Google software engineer, Adam Langley and Mozilla’s global chief of privacy Alex Fowler and six other security and privacy experts have announced they would cancel their talks at this year’s RSA conference over allegations the EMC-owned company accepted $10m from the National Security Agency to use its purposely flawed random number generator known as “Dual EC DRBG” in its BSafe product.
Langley, who works on Google’s HTTPS server infrastructure and Chrome, wrote in a Twitter update on Tuesday: “I've become convinced that a public stance serves more than self-aggrandisement, so: I've pulled out of the Cryptographers Panel at RSA 2014,”
Responding to questions from other security professionals, Mozilla’s Fowler also announced his decision to withdraw.
“Add me; just backed out of the "Hot Topics in Privacy: A Dialog with Facebook, Google, Microsoft, Mozilla & Twitter" panel at RSA,” he wrote.
The two and others follow Mikko Hypponen, the Finnish chief research officer of security company F-Secure, who announced in late December he would cancel his talk at RSA, one of the largest corporate security conferences in the US.
Interestingly, he believed other speakers, since they were mostly Americans, wouldn’t follow suit. “Why would they care about surveillance that’s not targeted at them but at non-Americans”, he wrote.
The jury is still out as to whether RSA was tricked by the NSA into using the flawed generator or willingly employed it, though RSA has since denied it was contracted to use it.
US consultancy Errata Security has compiled a list of all speakers that have canceled talks at RSA so far.
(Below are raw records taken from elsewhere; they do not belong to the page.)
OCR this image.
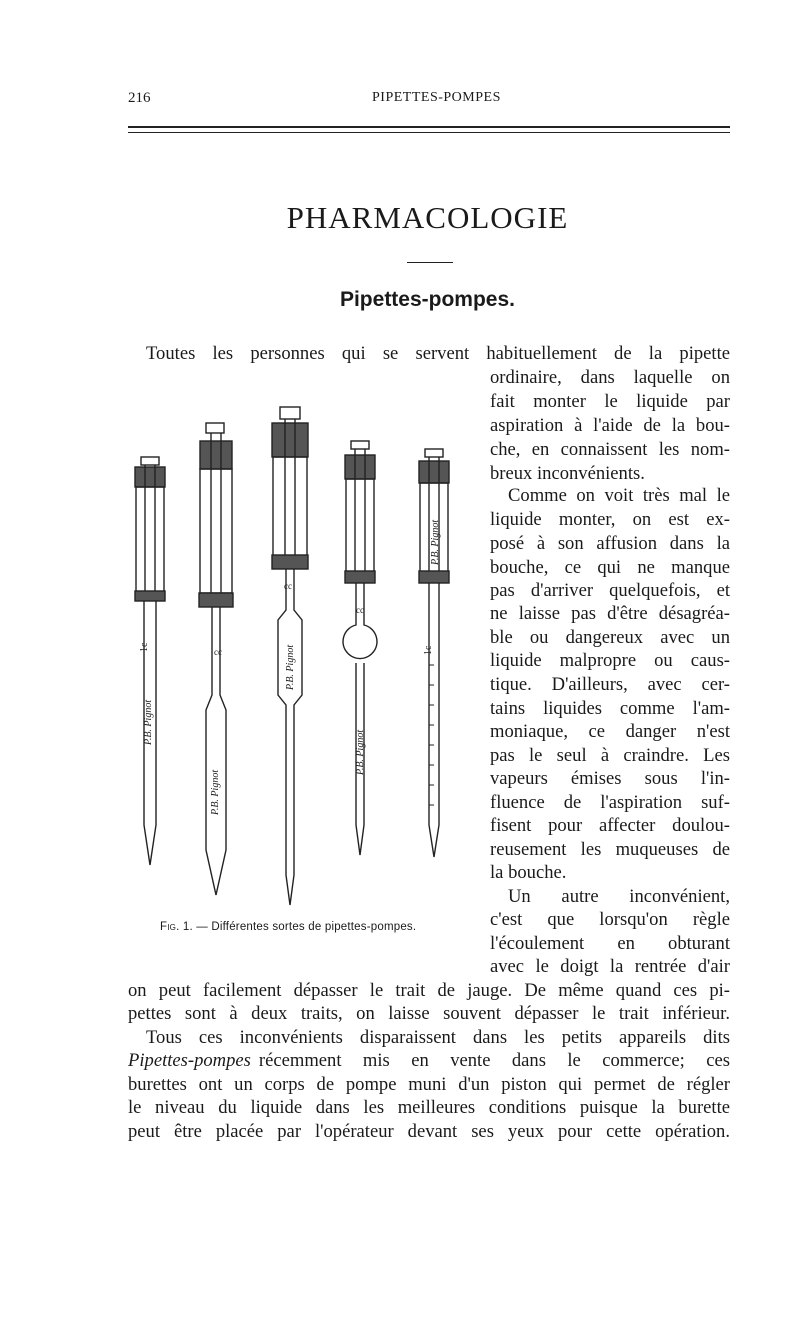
216	PIPETTES-POMPES
PHARMACOLOGIE
Pipettes-pompes.
1c
P.B. Pignot
cc
P.B. Pignot
cc
P.B. Pignot
cc
P.B. Pignot
1c
P.B. Pignot
Fig. 1. — Différentes sortes de pipettes-pompes.
Toutes les personnes qui se servent habituellement de la pipette
ordinaire, dans laquelle on
fait monter le liquide par
aspiration à l'aide de la bou-
che, en connaissent les nom-
breux inconvénients.
Comme on voit très mal le
liquide monter, on est ex-
posé à son affusion dans la
bouche, ce qui ne manque
pas d'arriver quelquefois, et
ne laisse pas d'être désagréa-
ble ou dangereux avec un
liquide malpropre ou caus-
tique. D'ailleurs, avec cer-
tains liquides comme l'am-
moniaque, ce danger n'est
pas le seul à craindre. Les
vapeurs émises sous l'in-
fluence de l'aspiration suf-
fisent pour affecter doulou-
reusement les muqueuses de
la bouche.
Un autre inconvénient,
c'est que lorsqu'on règle
l'écoulement en obturant
avec le doigt la rentrée d'air
on peut facilement dépasser le trait de jauge. De même quand ces pi-
pettes sont à deux traits, on laisse souvent dépasser le trait inférieur.
Tous ces inconvénients disparaissent dans les petits appareils dits
Pipettes-pompes récemment mis en vente dans le commerce; ces
burettes ont un corps de pompe muni d'un piston qui permet de régler
le niveau du liquide dans les meilleures conditions puisque la burette
peut être placée par l'opérateur devant ses yeux pour cette opération.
As of Tuesday, others amongst the boycotters are Google Chrome security engineer Chris Palmer, privacy advocate Chris Soghoian, Josh Thomas, “chief breaking officer” of security firm Atredis, Jeffrey Carr, founder and CEO of security consultancy Taia Global, Marcia Hofmann, a digital rights lawyer at the EFF.
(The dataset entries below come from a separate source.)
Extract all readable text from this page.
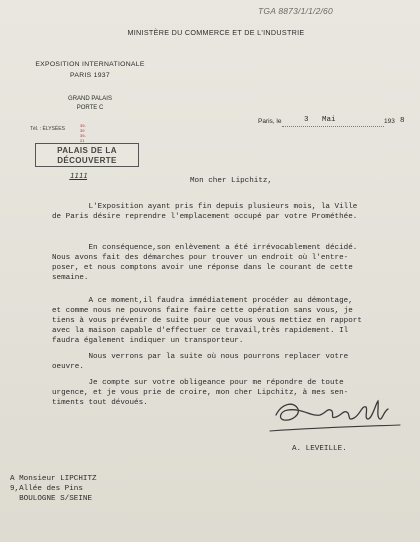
TGA 8873/1/1/2/60
MINISTÈRE DU COMMERCE ET DE L'INDUSTRIE
EXPOSITION INTERNATIONALE
PARIS 1937
GRAND PALAIS
PORTE C
Tél. : ÉLYSÉES
39-39
39-21
PALAIS DE LA
DÉCOUVERTE
1111
Paris, le	3 Mai	193 8
Mon cher Lipchitz,
L'Exposition ayant pris fin depuis plusieurs mois, la Ville
de Paris désire reprendre l'emplacement occupé par votre Prométhée.
En conséquence,son enlèvement a été irrévocablement décidé.
Nous avons fait des démarches pour trouver un endroit où l'entre-
poser, et nous comptons avoir une réponse dans le courant de cette
semaine.
A ce moment,il faudra immédiatement procéder au démontage,
et comme nous ne pouvons faire faire cette opération sans vous, je
tiens à vous prévenir de suite pour que vous vous mettiez en rapport
avec la maison capable d'effectuer ce travail,très rapidement. Il
faudra également indiquer un transporteur.
Nous verrons par la suite où nous pourrons replacer votre
oeuvre.
Je compte sur votre obligeance pour me répondre de toute
urgence, et je vous prie de croire, mon cher Lipchitz, à mes sen-
timents tout dévoués.
A. LEVEILLE.
A Monsieur LIPCHITZ
9,Allée des Pins
BOULOGNE S/SEINE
Explaining the case for singling out RSA for a boycott compared to other companies whose infrastructure has been compromised by the NSA, Errata Security consultant Robert Graham (who was not scheduled to speak at the conference) says RSA is a unique case.
“The Snowden leaks make us suspicious of other companies, like Google, Yahoo, Apple, Microsoft, and Verizon, but only with RSA do we have a "smoking gun". In some cases the companies had no choice (Verizon). In other cases, it appears that rather than cooperating with the government, the companies may in fact be yet another victim (Google). RSA is the standout that deserves our attention.”
“If you are a security company, and you get caught back-dooring your security for the NSA, you should go out of business,” he added.